Perhaps. There is no doubt that many conservatives believe the administration and Congress deserve a “needs improvement” grade on budgetary control. While this is not the place to adjudicate a complicated spending equation, the surge in outlays is a fiscal transgression that includes numerous culprits — some guiltier than others.

But buried deeper in the administration’s Budget Mid-Session Review (MSR) were other underreported nuggets about entitlement reform that provide some clues for long-term change.

No doubt slowing the rate of growth in entitlement spending is both a bitter political pill and necessary budgetary medicine. As the administration said in the MSR: “No plausible amount of cuts to discretionary programs or tax increases can avert this major fiscal challenge.” Yet two of the largest entitlement programs — Medicare and Medicaid — have seen hints of reform in the last several years. Certainly not the kind of full-bodied change ultimately required, but whiffs, intimations and first steps toward broader transformation. And when programs that have undergone some reform are compared to those that have not, interesting contrasts emerge.

Consider Medicaid, for example. Surprisingly, the administration reported that spending growth in this entitlement program is actually slowing.
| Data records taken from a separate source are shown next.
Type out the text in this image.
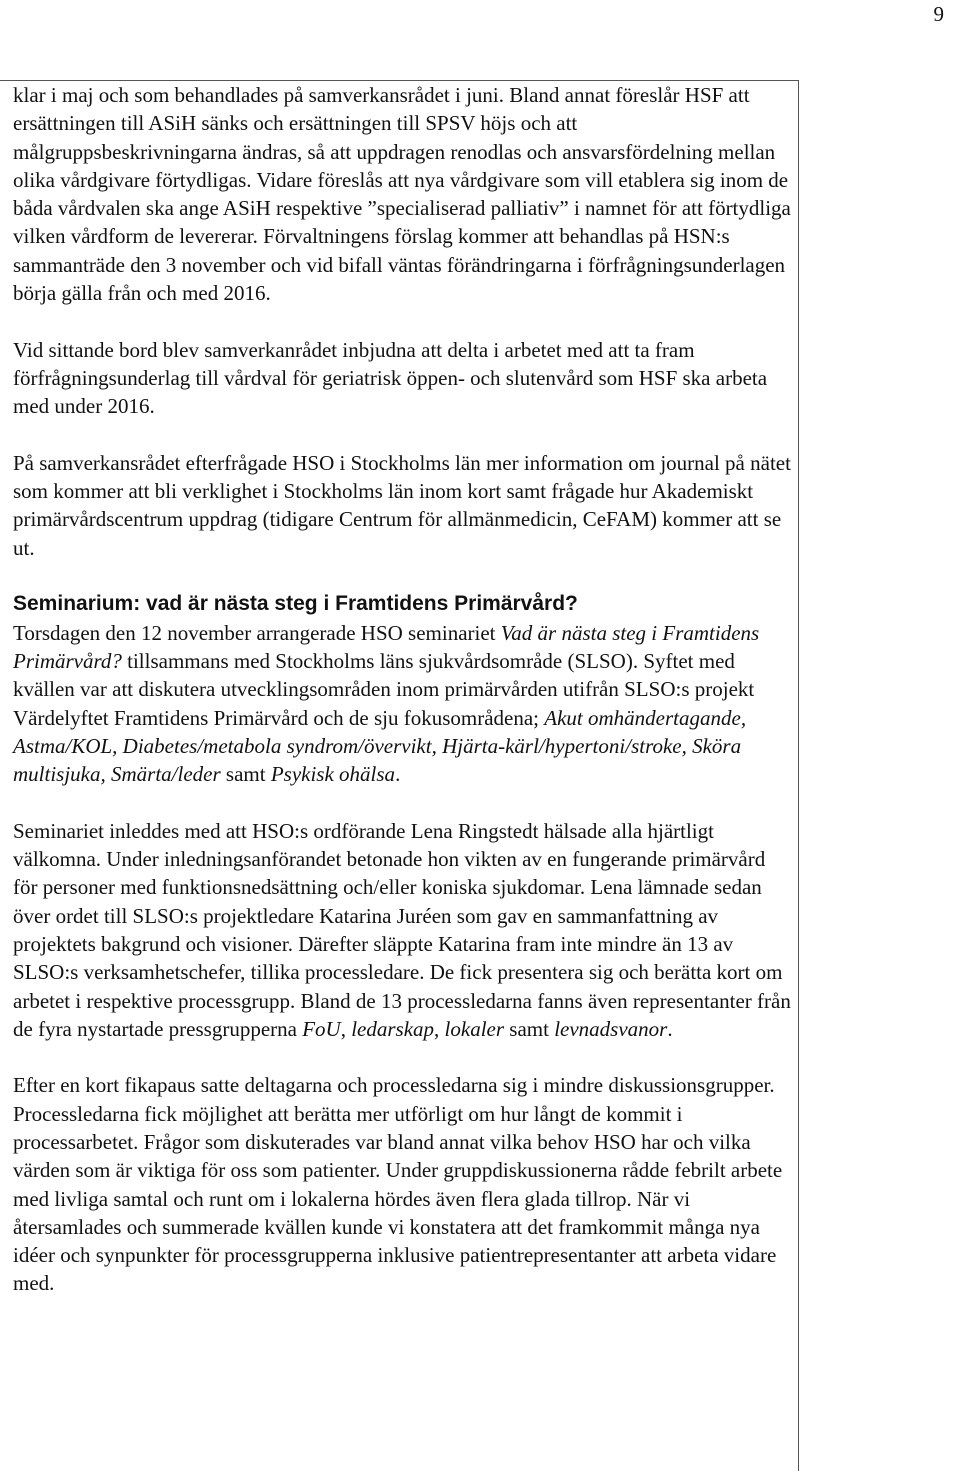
9

klar i maj och som behandlades på samverkansrådet i juni. Bland annat föreslår HSF att ersättningen till ASiH sänks och ersättningen till SPSV höjs och att målgruppsbeskrivningarna ändras, så att uppdragen renodlas och ansvarsfördelning mellan olika vårdgivare förtydligas. Vidare föreslås att nya vårdgivare som vill etablera sig inom de båda vårdvalen ska ange ASiH respektive ”specialiserad palliativ” i namnet för att förtydliga vilken vårdform de levererar. Förvaltningens förslag kommer att behandlas på HSN:s sammanträde den 3 november och vid bifall väntas förändringarna i förfrågningsunderlagen börja gälla från och med 2016.

Vid sittande bord blev samverkanrådet inbjudna att delta i arbetet med att ta fram förfrågningsunderlag till vårdval för geriatrisk öppen- och slutenvård som HSF ska arbeta med under 2016.

På samverkansrådet efterfrågade HSO i Stockholms län mer information om journal på nätet som kommer att bli verklighet i Stockholms län inom kort samt frågade hur Akademiskt primärvårdscentrum uppdrag (tidigare Centrum för allmänmedicin, CeFAM) kommer att se ut.

Seminarium: vad är nästa steg i Framtidens Primärvård?

Torsdagen den 12 november arrangerade HSO seminariet Vad är nästa steg i Framtidens Primärvård? tillsammans med Stockholms läns sjukvårdsområde (SLSO). Syftet med kvällen var att diskutera utvecklingsområden inom primärvården utifrån SLSO:s projekt Värdelyftet Framtidens Primärvård och de sju fokusområdena; Akut omhändertagande, Astma/KOL, Diabetes/metabola syndrom/övervikt, Hjärta-kärl/hypertoni/stroke, Sköra multisjuka, Smärta/leder samt Psykisk ohälsa.

Seminariet inleddes med att HSO:s ordförande Lena Ringstedt hälsade alla hjärtligt välkomna. Under inledningsanförandet betonade hon vikten av en fungerande primärvård för personer med funktionsnedsättning och/eller koniska sjukdomar. Lena lämnade sedan över ordet till SLSO:s projektledare Katarina Juréen som gav en sammanfattning av projektets bakgrund och visioner. Därefter släppte Katarina fram inte mindre än 13 av SLSO:s verksamhetschefer, tillika processledare. De fick presentera sig och berätta kort om arbetet i respektive processgrupp. Bland de 13 processledarna fanns även representanter från de fyra nystartade pressgrupperna FoU, ledarskap, lokaler samt levnadsvanor.

Efter en kort fikapaus satte deltagarna och processledarna sig i mindre diskussionsgrupper. Processledarna fick möjlighet att berätta mer utförligt om hur långt de kommit i processarbetet. Frågor som diskuterades var bland annat vilka behov HSO har och vilka värden som är viktiga för oss som patienter. Under gruppdiskussionerna rådde febrilt arbete med livliga samtal och runt om i lokalerna hördes även flera glada tillrop. När vi återsamlades och summerade kvällen kunde vi konstatera att det framkommit många nya idéer och synpunkter för processgrupperna inklusive patientrepresentanter att arbeta vidare med.
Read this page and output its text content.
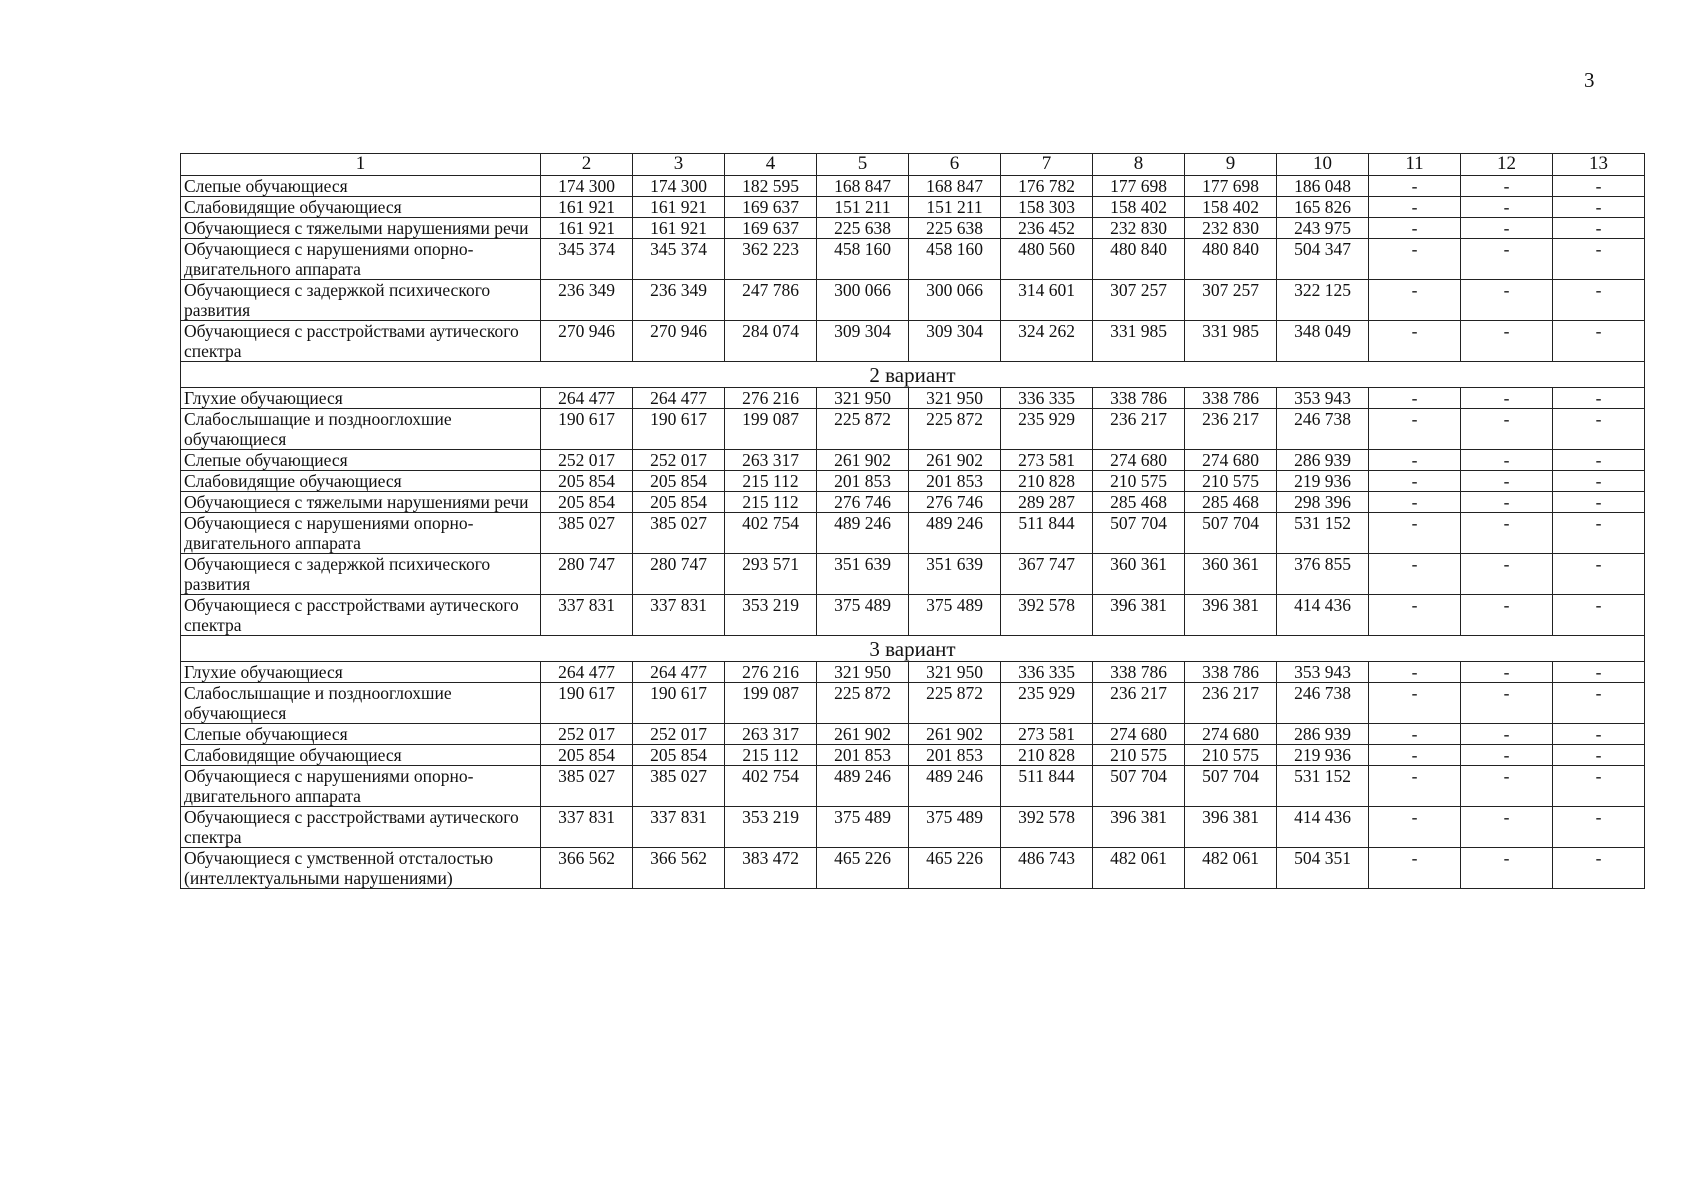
3
1	2	3	4	5	6	7	8	9	10	11	12	13
Слепые обучающиеся	174 300	174 300	182 595	168 847	168 847	176 782	177 698	177 698	186 048	-	-	-
Слабовидящие обучающиеся	161 921	161 921	169 637	151 211	151 211	158 303	158 402	158 402	165 826	-	-	-
Обучающиеся с тяжелыми нарушениями речи	161 921	161 921	169 637	225 638	225 638	236 452	232 830	232 830	243 975	-	-	-
Обучающиеся с нарушениями опорно-двигательного аппарата	345 374	345 374	362 223	458 160	458 160	480 560	480 840	480 840	504 347	-	-	-
Обучающиеся с задержкой психического развития	236 349	236 349	247 786	300 066	300 066	314 601	307 257	307 257	322 125	-	-	-
Обучающиеся с расстройствами аутического спектра	270 946	270 946	284 074	309 304	309 304	324 262	331 985	331 985	348 049	-	-	-
2 вариант												
Глухие обучающиеся	264 477	264 477	276 216	321 950	321 950	336 335	338 786	338 786	353 943	-	-	-
Слабослышащие и позднооглохшие обучающиеся	190 617	190 617	199 087	225 872	225 872	235 929	236 217	236 217	246 738	-	-	-
Слепые обучающиеся	252 017	252 017	263 317	261 902	261 902	273 581	274 680	274 680	286 939	-	-	-
Слабовидящие обучающиеся	205 854	205 854	215 112	201 853	201 853	210 828	210 575	210 575	219 936	-	-	-
Обучающиеся с тяжелыми нарушениями речи	205 854	205 854	215 112	276 746	276 746	289 287	285 468	285 468	298 396	-	-	-
Обучающиеся с нарушениями опорно-двигательного аппарата	385 027	385 027	402 754	489 246	489 246	511 844	507 704	507 704	531 152	-	-	-
Обучающиеся с задержкой психического развития	280 747	280 747	293 571	351 639	351 639	367 747	360 361	360 361	376 855	-	-	-
Обучающиеся с расстройствами аутического спектра	337 831	337 831	353 219	375 489	375 489	392 578	396 381	396 381	414 436	-	-	-
3 вариант												
Глухие обучающиеся	264 477	264 477	276 216	321 950	321 950	336 335	338 786	338 786	353 943	-	-	-
Слабослышащие и позднооглохшие обучающиеся	190 617	190 617	199 087	225 872	225 872	235 929	236 217	236 217	246 738	-	-	-
Слепые обучающиеся	252 017	252 017	263 317	261 902	261 902	273 581	274 680	274 680	286 939	-	-	-
Слабовидящие обучающиеся	205 854	205 854	215 112	201 853	201 853	210 828	210 575	210 575	219 936	-	-	-
Обучающиеся с нарушениями опорно-двигательного аппарата	385 027	385 027	402 754	489 246	489 246	511 844	507 704	507 704	531 152	-	-	-
Обучающиеся с расстройствами аутического спектра	337 831	337 831	353 219	375 489	375 489	392 578	396 381	396 381	414 436	-	-	-
Обучающиеся с умственной отсталостью (интеллектуальными нарушениями)	366 562	366 562	383 472	465 226	465 226	486 743	482 061	482 061	504 351	-	-	-
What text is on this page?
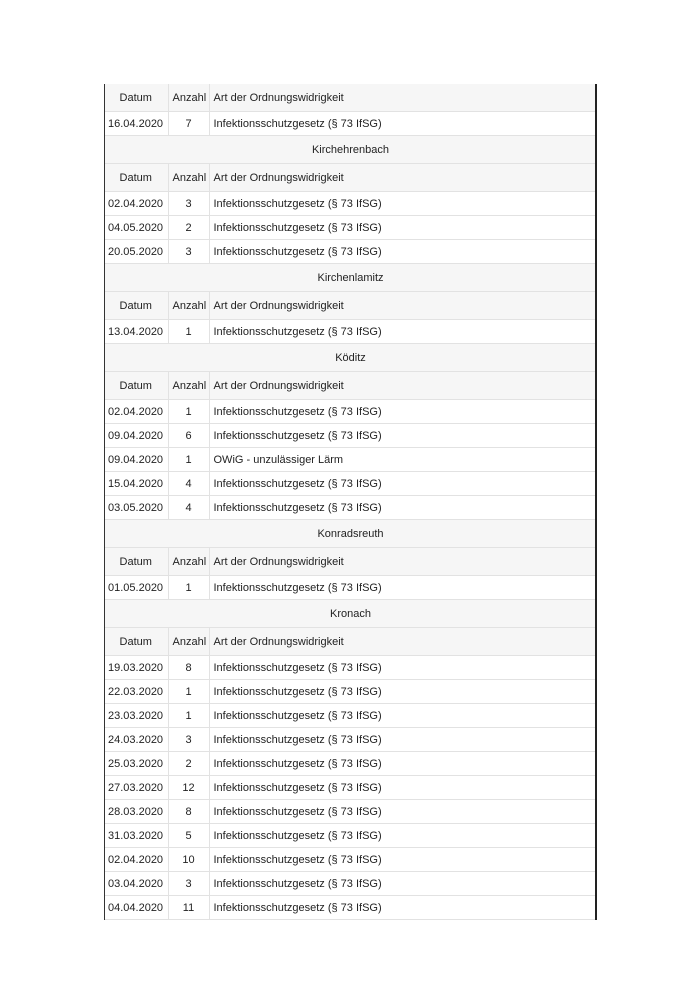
Datum	Anzahl	Art der Ordnungswidrigkeit
16.04.2020	7	Infektionsschutzgesetz (§ 73 IfSG)
Kirchehrenbach		
Datum	Anzahl	Art der Ordnungswidrigkeit
02.04.2020	3	Infektionsschutzgesetz (§ 73 IfSG)
04.05.2020	2	Infektionsschutzgesetz (§ 73 IfSG)
20.05.2020	3	Infektionsschutzgesetz (§ 73 IfSG)
Kirchenlamitz		
Datum	Anzahl	Art der Ordnungswidrigkeit
13.04.2020	1	Infektionsschutzgesetz (§ 73 IfSG)
Köditz		
Datum	Anzahl	Art der Ordnungswidrigkeit
02.04.2020	1	Infektionsschutzgesetz (§ 73 IfSG)
09.04.2020	6	Infektionsschutzgesetz (§ 73 IfSG)
09.04.2020	1	OWiG - unzulässiger Lärm
15.04.2020	4	Infektionsschutzgesetz (§ 73 IfSG)
03.05.2020	4	Infektionsschutzgesetz (§ 73 IfSG)
Konradsreuth		
Datum	Anzahl	Art der Ordnungswidrigkeit
01.05.2020	1	Infektionsschutzgesetz (§ 73 IfSG)
Kronach		
Datum	Anzahl	Art der Ordnungswidrigkeit
19.03.2020	8	Infektionsschutzgesetz (§ 73 IfSG)
22.03.2020	1	Infektionsschutzgesetz (§ 73 IfSG)
23.03.2020	1	Infektionsschutzgesetz (§ 73 IfSG)
24.03.2020	3	Infektionsschutzgesetz (§ 73 IfSG)
25.03.2020	2	Infektionsschutzgesetz (§ 73 IfSG)
27.03.2020	12	Infektionsschutzgesetz (§ 73 IfSG)
28.03.2020	8	Infektionsschutzgesetz (§ 73 IfSG)
31.03.2020	5	Infektionsschutzgesetz (§ 73 IfSG)
02.04.2020	10	Infektionsschutzgesetz (§ 73 IfSG)
03.04.2020	3	Infektionsschutzgesetz (§ 73 IfSG)
04.04.2020	11	Infektionsschutzgesetz (§ 73 IfSG)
A July 11 statement from the Center for Medicare and Medicaid Services (CMS) noted, “For the fiscal year 2006-2015 period, projected Federal Medicaid costs are $224 billion lower than had been projected just a year ago” — a reduction of 8 percent. This reflects a slowdown in Medicaid spending growth from over 12 percent per year in fiscal 2000-2002 down to 4.6 percent projected for fiscal 2006-2007. A slower rate of growth in a federal health entitlement program, previously viewed as “exploding,” should deserve major media coverage. But this news was buried.

On the same day, CMS issued another release about a different program — Medicare Part D, which is part of the new prescription-drug legislation. Here again, cost projections are on the decline. “The costs of Medicare Part D continue to turn out to be much lower than had been expected,” CMS reported. In fact, the program costs are $34 billion less for 2006-2011 than projected in the president’s budget less than six months ago. CMS also notes that the reductions from last year’s MSR are even larger ($110 billion less over 5 years and $302 billion less over 10 years).

But some bad news also emerged on the entitlement front. Two other programs, Medicare Part A and Part B (primarily fee-for-service payments for physicians and hospitals) continue to grow faster than expected — nearly $50 billion higher for five years than projected in the president’s budget earlier this year.

So, what’s the difference? Why are some health entitlement programs growing faster than projected while others are not? The answer is reform. Medicaid, according to CMS, benefited from “greater use of private sector health plans rather than government-run ‘fee for service’ plans that reward providers for driving demand and creating incentives for over utilization.” Medicare Part D is more complicated because it’s a new program. But unlike government-run, fee-for-service plans, the new drug program also relies on private-sector principles, including consumer choice and competition. This approach is bearing fruit, demonstrating that assumptions about health care economics developed under a government-run model were wrong.

Congress has a lot of work to do to slow government entitlement spending and reform programs. Yet in a rare opportunity for a real-world comparison, spending is slowing in programs where reform principles are applied while those doing things the old way continue to balloon. Coincidence?